The social scene is all most of these people have for sustenance. If the world of ideas is having any influence at all, it must be on sensitive Audrey, lover of Jane Austen and Mansfield Park, who may be imitating Mansfield‘s Fanny Price by affectionately longing for socialist Tom the way Fanny affectionately longs for Edmund. And perhaps it is significant that the man Fanny loves is a clergyman whereas the one Audrey loves is in truth not even much good at abiding by socialism’s moral principles.

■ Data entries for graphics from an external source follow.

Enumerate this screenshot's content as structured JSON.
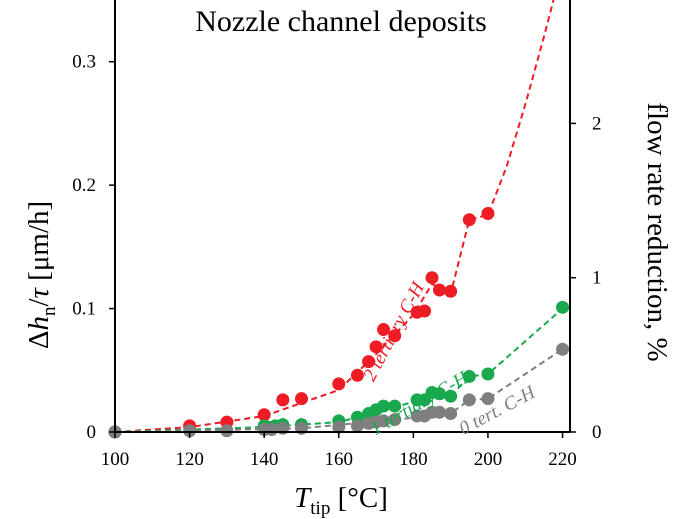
{
  "chart_data": {
    "type": "scatter",
    "title": "Nozzle channel deposits",
    "xlabel": {
      "base": "T",
      "sub": "tip",
      "unit": " [°C]"
    },
    "ylabel": {
      "delta": "Δ",
      "h": "h",
      "sub": "n",
      "slash": "/",
      "tau": "τ",
      "unit": " [μm/h]"
    },
    "y2label": "flow rate reduction, %",
    "xlim": [
      100,
      222
    ],
    "ylim": [
      0,
      0.35
    ],
    "y2lim": [
      0,
      2.8
    ],
    "xticks": [
      100,
      120,
      140,
      160,
      180,
      200,
      220
    ],
    "yticks": [
      0,
      0.1,
      0.2,
      0.3
    ],
    "yticklabels": [
      "0",
      "0.1",
      "0.2",
      "0.3"
    ],
    "y2ticks": [
      0,
      1,
      2
    ],
    "y2ticklabels": [
      "0",
      "1",
      "2"
    ],
    "grid": false,
    "legend": "none",
    "series": [
      {
        "name": "2 tertiary C-H",
        "color": "#ee1c25",
        "points": [
          [
            100,
            0.0
          ],
          [
            120,
            0.005
          ],
          [
            130,
            0.008
          ],
          [
            140,
            0.014
          ],
          [
            145,
            0.026
          ],
          [
            150,
            0.027
          ],
          [
            160,
            0.039
          ],
          [
            165,
            0.046
          ],
          [
            168,
            0.057
          ],
          [
            170,
            0.069
          ],
          [
            172,
            0.083
          ],
          [
            175,
            0.078
          ],
          [
            181,
            0.097
          ],
          [
            183,
            0.098
          ],
          [
            185,
            0.125
          ],
          [
            187,
            0.115
          ],
          [
            190,
            0.114
          ],
          [
            195,
            0.172
          ],
          [
            200,
            0.177
          ]
        ],
        "curve": [
          [
            100,
            0.0
          ],
          [
            120,
            0.004
          ],
          [
            140,
            0.013
          ],
          [
            160,
            0.034
          ],
          [
            170,
            0.063
          ],
          [
            180,
            0.095
          ],
          [
            185,
            0.12
          ],
          [
            190,
            0.112
          ],
          [
            195,
            0.172
          ],
          [
            200,
            0.176
          ],
          [
            205,
            0.215
          ],
          [
            210,
            0.265
          ],
          [
            215,
            0.32
          ],
          [
            218,
            0.355
          ]
        ]
      },
      {
        "name": "1 tertiary C-H",
        "color": "#18a84d",
        "points": [
          [
            100,
            0.0
          ],
          [
            140,
            0.005
          ],
          [
            141,
            0.004
          ],
          [
            143,
            0.005
          ],
          [
            145,
            0.006
          ],
          [
            150,
            0.006
          ],
          [
            160,
            0.009
          ],
          [
            165,
            0.012
          ],
          [
            168,
            0.015
          ],
          [
            170,
            0.018
          ],
          [
            172,
            0.021
          ],
          [
            175,
            0.021
          ],
          [
            181,
            0.026
          ],
          [
            183,
            0.026
          ],
          [
            185,
            0.032
          ],
          [
            187,
            0.031
          ],
          [
            190,
            0.029
          ],
          [
            195,
            0.045
          ],
          [
            200,
            0.047
          ],
          [
            220,
            0.101
          ]
        ],
        "curve": [
          [
            100,
            0.0
          ],
          [
            140,
            0.004
          ],
          [
            160,
            0.008
          ],
          [
            175,
            0.02
          ],
          [
            185,
            0.029
          ],
          [
            190,
            0.029
          ],
          [
            195,
            0.045
          ],
          [
            200,
            0.047
          ],
          [
            220,
            0.1
          ]
        ]
      },
      {
        "name": "0 tert. C-H",
        "color": "#7f7f7f",
        "points": [
          [
            100,
            0.0
          ],
          [
            120,
            0.001
          ],
          [
            130,
            0.001
          ],
          [
            140,
            0.002
          ],
          [
            142,
            0.002
          ],
          [
            145,
            0.003
          ],
          [
            150,
            0.003
          ],
          [
            160,
            0.004
          ],
          [
            165,
            0.005
          ],
          [
            168,
            0.007
          ],
          [
            170,
            0.008
          ],
          [
            172,
            0.009
          ],
          [
            175,
            0.01
          ],
          [
            181,
            0.013
          ],
          [
            183,
            0.013
          ],
          [
            185,
            0.016
          ],
          [
            187,
            0.016
          ],
          [
            190,
            0.015
          ],
          [
            195,
            0.026
          ],
          [
            200,
            0.027
          ],
          [
            220,
            0.067
          ]
        ],
        "curve": [
          [
            100,
            0.0
          ],
          [
            150,
            0.003
          ],
          [
            175,
            0.01
          ],
          [
            190,
            0.015
          ],
          [
            195,
            0.026
          ],
          [
            200,
            0.027
          ],
          [
            220,
            0.067
          ]
        ]
      }
    ]
  }
}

But at least Audrey wants love for sustenance, as do the other girls in the film, eventually. For all the stagnation, change is as inevitable in these preppies’ lives as it is in The Cherry Orchard, and who knows? Maybe religion is around the corner. Nobody knows just where the language of theology and morality will take a person. In one particularly funny scene, someone calls a handsome chap named Nick a hypocrite for sleeping with a slut (to find out why he is called this, you’ll have to see the film) to which Nick responds, “It’s not hypocrisy . . . it’s sin.” And although the slut, Cynthia by name, immediately and confidently murmurs, “It’s hardly that,” the peculiar statement remains in the air, its weight undeniable. When it isn’t fatuous, language here does have weight, not least because it is witty. And, yes, fatuity gets spoken, as it does by all of us, but intellects here are not fully cultivated, not completely mature. Will they mature? What is this maturity? How likely the members of an untitled aristocracy are to find out I don’t know.